Anwalt Wagler sagte, seine Mandantin habe sich bei den Fällen jeweils in einem Ausnahmezustand befunden. Sie habe sich von ihrem wegen Beihilfe zu den Taten angeklagten Mann allein gelassen gefühlt. Ab der dritten oder vierten Geburt sei ihr Leben im Jahr 2007 oder 2008 völlig aus den Fugen geraten. Danach habe sie sich in Alkohol und Isolation zurückgezogen.

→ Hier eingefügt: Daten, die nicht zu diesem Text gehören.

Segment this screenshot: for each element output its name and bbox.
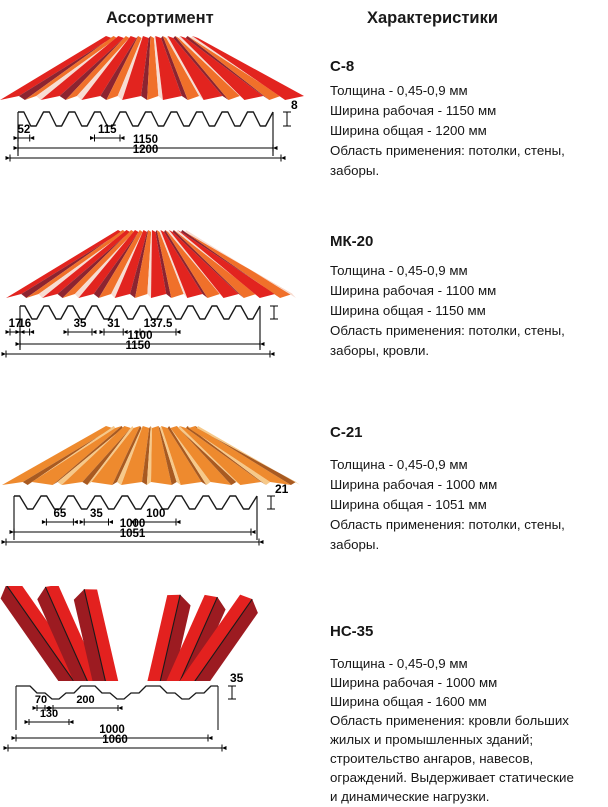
svg-text:115: 115 — [98, 124, 117, 136]
svg-text:35: 35 — [74, 318, 87, 330]
svg-text:1051: 1051 — [120, 528, 146, 540]
svg-text:21: 21 — [275, 482, 289, 496]
svg-text:100: 100 — [146, 508, 165, 520]
svg-text:35: 35 — [90, 508, 103, 520]
svg-text:200: 200 — [76, 694, 94, 706]
svg-text:35: 35 — [230, 672, 244, 685]
svg-text:52: 52 — [17, 124, 30, 136]
svg-text:8: 8 — [291, 98, 298, 112]
svg-text:70: 70 — [35, 694, 47, 706]
svg-text:130: 130 — [40, 708, 58, 720]
svg-text:1060: 1060 — [102, 734, 128, 746]
svg-text:65: 65 — [54, 508, 67, 520]
svg-text:1150: 1150 — [126, 340, 151, 352]
svg-text:1200: 1200 — [133, 144, 159, 156]
svg-text:31: 31 — [107, 318, 120, 330]
svg-text:16: 16 — [18, 318, 31, 330]
svg-text:137.5: 137.5 — [144, 318, 173, 330]
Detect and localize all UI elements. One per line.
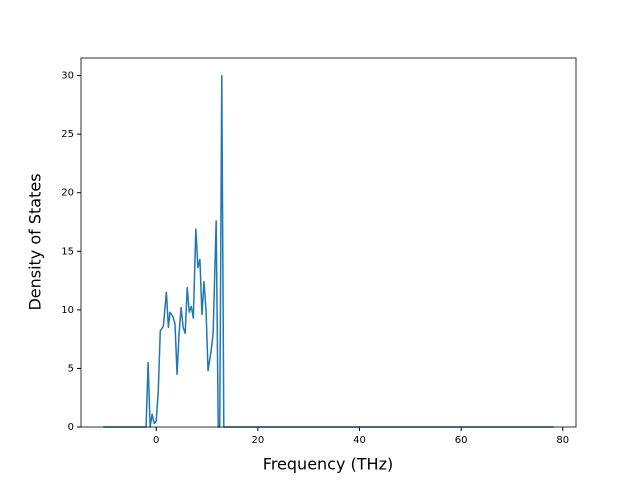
y-tick-label: 30 <box>61 71 74 82</box>
x-tick-label: 80 <box>556 435 569 446</box>
y-tick-label: 10 <box>61 305 74 316</box>
y-tick-label: 20 <box>61 188 74 199</box>
x-tick-label: 20 <box>251 435 264 446</box>
x-tick-label: 0 <box>153 435 159 446</box>
line-series <box>103 74 554 428</box>
plot-frame <box>80 57 577 428</box>
y-tick-label: 15 <box>61 246 74 257</box>
y-tick-label: 5 <box>68 363 74 374</box>
y-tick-label: 0 <box>68 422 74 433</box>
x-axis-label: Frequency (THz) <box>263 455 393 474</box>
x-tick-label: 60 <box>455 435 468 446</box>
x-tick-label: 40 <box>353 435 366 446</box>
y-axis-label: Density of States <box>26 173 45 310</box>
y-tick-label: 25 <box>61 129 74 140</box>
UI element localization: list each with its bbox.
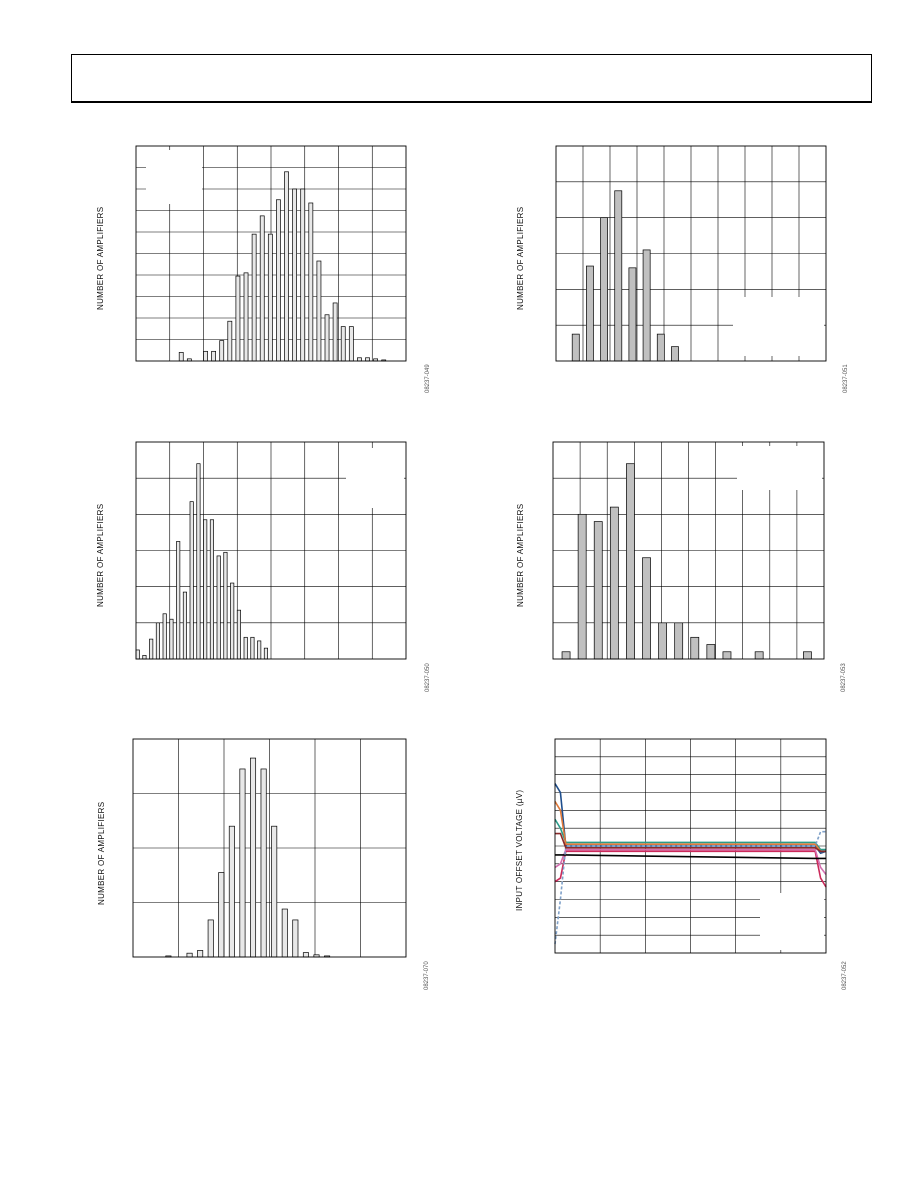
series-line [554,783,827,855]
page-header-box [71,54,872,103]
legend-area [737,446,822,490]
plot-frame [135,145,407,362]
series-line [555,832,826,853]
series-lines [554,783,827,945]
plot-frame [554,738,827,954]
series-line [554,848,827,876]
bars [165,757,331,958]
legend-area [146,150,202,204]
plot-frame [132,738,407,958]
series-line [555,854,826,860]
legend-area [346,448,404,508]
series-line [554,850,827,888]
plot-frame [135,441,407,660]
bars [178,171,387,362]
bars [561,463,812,660]
series-line [554,818,826,851]
legend-area [733,297,824,356]
legend-area [760,893,824,950]
series-line [554,830,826,945]
plot-frame [555,145,827,362]
plot-frame [552,441,825,660]
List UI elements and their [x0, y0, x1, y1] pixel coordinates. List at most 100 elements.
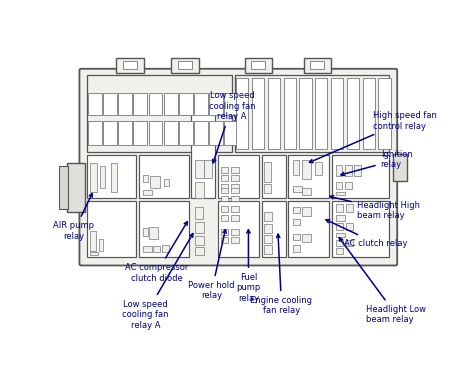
FancyBboxPatch shape	[91, 231, 96, 250]
FancyBboxPatch shape	[284, 78, 296, 149]
FancyBboxPatch shape	[301, 160, 311, 179]
FancyBboxPatch shape	[195, 207, 203, 219]
FancyBboxPatch shape	[347, 78, 359, 149]
FancyBboxPatch shape	[332, 155, 389, 199]
FancyBboxPatch shape	[336, 223, 343, 230]
FancyBboxPatch shape	[251, 61, 265, 69]
FancyBboxPatch shape	[194, 92, 208, 115]
FancyBboxPatch shape	[87, 75, 232, 152]
FancyBboxPatch shape	[393, 154, 408, 180]
FancyBboxPatch shape	[292, 160, 299, 175]
FancyBboxPatch shape	[346, 204, 353, 212]
FancyBboxPatch shape	[363, 78, 375, 149]
FancyBboxPatch shape	[221, 167, 228, 173]
FancyBboxPatch shape	[346, 240, 353, 246]
FancyBboxPatch shape	[289, 201, 329, 257]
FancyBboxPatch shape	[209, 92, 223, 115]
FancyBboxPatch shape	[118, 92, 132, 115]
FancyBboxPatch shape	[179, 92, 192, 115]
FancyBboxPatch shape	[88, 121, 102, 146]
FancyBboxPatch shape	[204, 160, 212, 178]
FancyBboxPatch shape	[87, 201, 137, 257]
FancyBboxPatch shape	[345, 182, 352, 190]
FancyBboxPatch shape	[310, 61, 324, 69]
FancyBboxPatch shape	[195, 247, 204, 255]
FancyBboxPatch shape	[143, 175, 148, 182]
FancyBboxPatch shape	[224, 92, 238, 115]
Text: Low speed
cooling fan
relay A: Low speed cooling fan relay A	[122, 234, 193, 330]
Text: Power hold
relay: Power hold relay	[189, 229, 235, 300]
Text: AIR pump
relay: AIR pump relay	[54, 194, 94, 241]
FancyBboxPatch shape	[346, 223, 353, 230]
FancyBboxPatch shape	[134, 92, 147, 115]
FancyBboxPatch shape	[194, 121, 208, 146]
FancyBboxPatch shape	[264, 212, 272, 221]
FancyBboxPatch shape	[164, 121, 178, 146]
FancyBboxPatch shape	[301, 207, 311, 216]
FancyBboxPatch shape	[268, 78, 280, 149]
FancyBboxPatch shape	[221, 184, 228, 190]
FancyBboxPatch shape	[331, 78, 343, 149]
FancyBboxPatch shape	[150, 176, 160, 188]
Text: Headlight High
beam relay: Headlight High beam relay	[330, 195, 420, 220]
FancyBboxPatch shape	[179, 121, 192, 146]
FancyBboxPatch shape	[264, 162, 271, 182]
FancyBboxPatch shape	[91, 163, 97, 192]
FancyBboxPatch shape	[139, 155, 189, 199]
FancyBboxPatch shape	[245, 58, 272, 73]
Text: Low speed
cooling fan
relay A: Low speed cooling fan relay A	[209, 91, 255, 163]
FancyBboxPatch shape	[221, 206, 228, 212]
FancyBboxPatch shape	[264, 224, 272, 233]
FancyBboxPatch shape	[264, 185, 271, 194]
FancyBboxPatch shape	[336, 182, 343, 190]
FancyBboxPatch shape	[231, 175, 238, 182]
FancyBboxPatch shape	[262, 201, 285, 257]
FancyBboxPatch shape	[171, 58, 199, 73]
FancyBboxPatch shape	[336, 233, 345, 237]
FancyBboxPatch shape	[303, 58, 331, 73]
FancyBboxPatch shape	[100, 166, 105, 188]
FancyBboxPatch shape	[219, 201, 259, 257]
FancyBboxPatch shape	[153, 246, 160, 252]
FancyBboxPatch shape	[88, 92, 102, 115]
FancyBboxPatch shape	[143, 246, 152, 252]
Text: AC clutch relay: AC clutch relay	[326, 219, 408, 248]
FancyBboxPatch shape	[336, 248, 343, 253]
FancyBboxPatch shape	[66, 163, 85, 212]
FancyBboxPatch shape	[143, 228, 148, 236]
FancyBboxPatch shape	[149, 227, 158, 239]
FancyBboxPatch shape	[332, 201, 389, 257]
FancyBboxPatch shape	[110, 163, 117, 192]
FancyBboxPatch shape	[139, 201, 189, 257]
FancyBboxPatch shape	[87, 155, 137, 199]
FancyBboxPatch shape	[237, 78, 248, 149]
FancyBboxPatch shape	[336, 240, 343, 246]
FancyBboxPatch shape	[315, 162, 322, 175]
FancyBboxPatch shape	[118, 121, 132, 146]
FancyBboxPatch shape	[354, 165, 361, 176]
FancyBboxPatch shape	[289, 155, 329, 199]
FancyBboxPatch shape	[178, 61, 192, 69]
FancyBboxPatch shape	[231, 188, 238, 193]
FancyBboxPatch shape	[195, 236, 204, 245]
FancyBboxPatch shape	[195, 160, 204, 178]
FancyBboxPatch shape	[195, 182, 204, 199]
FancyBboxPatch shape	[345, 165, 352, 176]
FancyBboxPatch shape	[221, 229, 228, 235]
FancyBboxPatch shape	[231, 229, 238, 235]
FancyBboxPatch shape	[336, 165, 343, 176]
FancyBboxPatch shape	[231, 215, 238, 221]
FancyBboxPatch shape	[231, 196, 238, 201]
FancyBboxPatch shape	[221, 188, 228, 193]
FancyBboxPatch shape	[224, 121, 238, 146]
Text: Engine cooling
fan relay: Engine cooling fan relay	[250, 234, 312, 315]
FancyBboxPatch shape	[292, 245, 300, 252]
FancyBboxPatch shape	[116, 58, 144, 73]
FancyBboxPatch shape	[292, 207, 300, 213]
FancyBboxPatch shape	[231, 206, 238, 212]
FancyBboxPatch shape	[221, 175, 228, 182]
Text: Headlight Low
beam relay: Headlight Low beam relay	[339, 238, 426, 324]
FancyBboxPatch shape	[336, 204, 343, 212]
FancyBboxPatch shape	[292, 186, 301, 192]
FancyBboxPatch shape	[221, 196, 228, 201]
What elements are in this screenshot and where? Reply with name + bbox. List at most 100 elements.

Anklage lautet auf vierfachen Mord

Zum Auftakt des Babymordprozesses hat die Staatsanwaltschaft dem angeklagten Ehepaar vorgeworfen, aus sexuellem Egoismus, Gleichgültigkeit und Gefühllosigkeit gehandelt haben. Obwohl sie aus finanziellen und zeitlichen Gründen keine weiteren Kinder mehr wollten, hätten sie ungeschützten Geschlechtsverkehr gehabt. Die Staatsanwaltschaft geht davon aus, dass die angeklagte 45-jährige Mutter so achtmal ungewollt schwanger wurde. Die Anklage wirft dem Ehemann vor, von den Schwangerschaften gewusst zu haben. Der 55-Jährige muss sich daher vor dem Landgericht wegen Beihilfe zum Mord verantworten.

Die Mutter ist des vierfachen Mordes angeklagt, weil erwiesen ist, dass vier ihrer acht Babys lebensfähig waren. In einem Fall geht die Anklage von einer Totgeburt aus, in drei Fällen ließ sich wegen des Verwesungszustands der Leichen nicht mehr feststellen, ob die Kinder lebend geboren wurden.

Der im November bekannt gewordene Fall sorgte bundesweit für Entsetzen. Eine Anwohnerin hatte zufällig eine Babyleiche in dem Wohnhaus der Hauptangeklagten entdeckt, bei der weiteren Durchsuchung wurden dann die insgesamt acht toten Säuglinge entdeckt. Über Jahre scheint in dem nur 2800 Einwohner zählenden Wallenfels niemand etwas von den ständigen Schwangerschaften der mitten im Ort lebenden Andrea G. mitbekommen zu haben.

Für den Prozess sind 24 Zeugen und drei Sachverständige geladen. Das Gericht setzte fünf Verhandlungstage an. Ein Urteil könnte bereits am Mittwoch kommender Woche fallen.